Monday, December 6, 2010

Why wind speeds have slowed ?

Wind speeds have slowed over three decades across the Northern Hemisphere.

Increasing amounts of vegetation could be causing up to 60% of a slowing in wind speed across the Northern Hemisphere, according to researchers analysing three decades of wind-speed data in Nature Geoscience1 today. 

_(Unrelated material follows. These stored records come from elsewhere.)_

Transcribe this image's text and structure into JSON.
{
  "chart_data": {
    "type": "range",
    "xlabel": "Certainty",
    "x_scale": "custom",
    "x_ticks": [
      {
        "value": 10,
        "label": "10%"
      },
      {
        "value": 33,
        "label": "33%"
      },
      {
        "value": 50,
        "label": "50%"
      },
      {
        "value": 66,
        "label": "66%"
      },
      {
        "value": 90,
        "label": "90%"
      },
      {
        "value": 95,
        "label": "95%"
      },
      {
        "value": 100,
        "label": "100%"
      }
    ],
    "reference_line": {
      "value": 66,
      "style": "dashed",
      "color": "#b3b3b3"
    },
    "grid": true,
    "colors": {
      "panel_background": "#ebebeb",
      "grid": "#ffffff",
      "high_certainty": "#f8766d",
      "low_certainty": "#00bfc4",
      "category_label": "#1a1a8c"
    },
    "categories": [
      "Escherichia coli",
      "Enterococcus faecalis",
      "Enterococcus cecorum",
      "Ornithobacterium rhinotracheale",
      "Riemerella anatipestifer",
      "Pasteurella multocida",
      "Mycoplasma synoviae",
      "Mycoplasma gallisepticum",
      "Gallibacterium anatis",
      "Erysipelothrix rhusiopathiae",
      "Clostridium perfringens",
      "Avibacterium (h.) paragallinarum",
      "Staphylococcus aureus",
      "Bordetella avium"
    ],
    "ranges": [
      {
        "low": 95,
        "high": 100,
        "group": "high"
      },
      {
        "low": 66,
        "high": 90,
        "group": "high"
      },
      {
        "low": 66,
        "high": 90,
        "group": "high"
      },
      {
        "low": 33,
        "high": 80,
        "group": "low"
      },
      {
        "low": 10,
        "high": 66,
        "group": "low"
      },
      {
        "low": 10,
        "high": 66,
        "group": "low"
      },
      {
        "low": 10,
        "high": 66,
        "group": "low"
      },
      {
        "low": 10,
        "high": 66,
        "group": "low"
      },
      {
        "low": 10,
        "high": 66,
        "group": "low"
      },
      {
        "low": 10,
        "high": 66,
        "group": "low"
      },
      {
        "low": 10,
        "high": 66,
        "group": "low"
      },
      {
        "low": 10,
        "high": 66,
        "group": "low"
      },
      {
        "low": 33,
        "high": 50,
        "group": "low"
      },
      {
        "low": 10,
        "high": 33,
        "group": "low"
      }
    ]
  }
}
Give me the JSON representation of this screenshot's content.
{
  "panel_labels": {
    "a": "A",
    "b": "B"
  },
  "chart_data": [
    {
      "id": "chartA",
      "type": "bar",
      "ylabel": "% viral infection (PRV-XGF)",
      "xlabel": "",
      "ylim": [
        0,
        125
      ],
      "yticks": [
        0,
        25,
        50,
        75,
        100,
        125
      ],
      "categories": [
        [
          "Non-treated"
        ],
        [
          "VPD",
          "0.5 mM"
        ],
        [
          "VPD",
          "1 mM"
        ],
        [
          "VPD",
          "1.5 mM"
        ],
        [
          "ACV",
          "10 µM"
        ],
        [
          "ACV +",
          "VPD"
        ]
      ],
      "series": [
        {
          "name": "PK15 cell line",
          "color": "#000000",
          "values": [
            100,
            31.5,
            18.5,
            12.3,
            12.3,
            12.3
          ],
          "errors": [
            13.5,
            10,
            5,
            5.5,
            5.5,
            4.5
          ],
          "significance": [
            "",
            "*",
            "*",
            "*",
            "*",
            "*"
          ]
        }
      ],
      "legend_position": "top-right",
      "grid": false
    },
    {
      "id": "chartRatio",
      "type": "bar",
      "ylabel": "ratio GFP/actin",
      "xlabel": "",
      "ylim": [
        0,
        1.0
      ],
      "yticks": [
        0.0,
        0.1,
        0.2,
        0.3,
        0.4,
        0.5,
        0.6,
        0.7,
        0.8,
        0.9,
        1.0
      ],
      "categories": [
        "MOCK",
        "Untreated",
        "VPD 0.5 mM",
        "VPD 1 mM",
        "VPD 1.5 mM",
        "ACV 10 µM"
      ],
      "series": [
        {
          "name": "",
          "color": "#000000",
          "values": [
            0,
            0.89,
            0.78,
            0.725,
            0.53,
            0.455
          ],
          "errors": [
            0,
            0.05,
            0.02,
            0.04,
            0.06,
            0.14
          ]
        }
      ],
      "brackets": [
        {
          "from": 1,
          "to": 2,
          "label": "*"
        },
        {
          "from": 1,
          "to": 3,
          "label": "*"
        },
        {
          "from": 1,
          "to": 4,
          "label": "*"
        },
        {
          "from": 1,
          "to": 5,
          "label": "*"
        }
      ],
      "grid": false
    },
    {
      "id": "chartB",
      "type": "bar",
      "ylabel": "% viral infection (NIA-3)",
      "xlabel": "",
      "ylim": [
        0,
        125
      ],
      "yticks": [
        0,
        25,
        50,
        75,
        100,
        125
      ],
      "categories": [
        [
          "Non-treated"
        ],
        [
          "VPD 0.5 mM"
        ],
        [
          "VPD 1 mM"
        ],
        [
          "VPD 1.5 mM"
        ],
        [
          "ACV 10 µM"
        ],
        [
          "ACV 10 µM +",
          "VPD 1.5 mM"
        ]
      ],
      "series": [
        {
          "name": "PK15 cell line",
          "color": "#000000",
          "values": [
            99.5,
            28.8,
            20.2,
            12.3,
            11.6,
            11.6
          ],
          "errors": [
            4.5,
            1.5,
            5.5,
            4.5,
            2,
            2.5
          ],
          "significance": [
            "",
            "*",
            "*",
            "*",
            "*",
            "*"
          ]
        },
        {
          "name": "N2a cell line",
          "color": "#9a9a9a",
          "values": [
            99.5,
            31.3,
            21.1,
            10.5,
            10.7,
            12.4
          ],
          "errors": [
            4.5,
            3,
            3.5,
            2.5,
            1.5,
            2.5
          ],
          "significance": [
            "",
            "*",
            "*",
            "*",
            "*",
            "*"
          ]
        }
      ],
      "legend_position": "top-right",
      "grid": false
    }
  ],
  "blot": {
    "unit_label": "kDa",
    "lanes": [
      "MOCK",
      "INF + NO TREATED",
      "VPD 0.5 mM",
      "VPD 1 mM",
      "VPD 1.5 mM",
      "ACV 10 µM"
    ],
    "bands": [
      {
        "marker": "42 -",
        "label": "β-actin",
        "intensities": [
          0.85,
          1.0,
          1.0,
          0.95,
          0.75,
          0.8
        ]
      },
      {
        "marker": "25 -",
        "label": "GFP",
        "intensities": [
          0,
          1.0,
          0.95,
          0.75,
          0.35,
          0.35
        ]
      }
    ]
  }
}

The decline is a potential concern for wind-turbine efficiency. But researchers cannot tell whether the effect, an average 10% slowdown, will make much difference to wind turbines — the slowing winds measured are at 10 metres above the ground, whereas turbines operate at 50–100 metres up, where there is little global data.
Several previous regional studies looking at the United States, Australia, China and parts of Europe have shown decreasing wind speeds just above the planet's surface. Climate change, afforestation and urban development had been mooted as possible causes. But, says Robert Vautard, at the University of Versailles Saint Quentin in Yvelines, France, "people always said the data were rubbish. There was no quality-controlled global archive of data." 

Vautard and his colleagues collected data from about 10,000 weather stations, although they removed all but 822 stations from their list because of incomplete records. That left records stretching back to 1979, taking in Europe, central Asia, eastern Asia and North America. 

Vautard had expected a study spanning such a large area to show speeds increasing in some areas and decreasing in others. But, he says, "we were surprised to see a very clear trend across the whole Northern Hemisphere". Annual wind speeds had declined at 73% of the stations, dropping by 5–15% over almost all of the land areas examined. The most pronounced effect was seen across Eurasia. The researchers also found that stronger winds have been affected more than weak ones. 

Brian Golding, director of forecasting research at the UK Met Office in Exeter, Devon, says that the observation is interesting. "However," he adds, "the timescales are very short for a meteorological trend — it's entirely possible that the previous 30 years would show a different trend."

Vautard counters that the few available records dating back to 1959 suggest that the trend had been developing since the 1960s.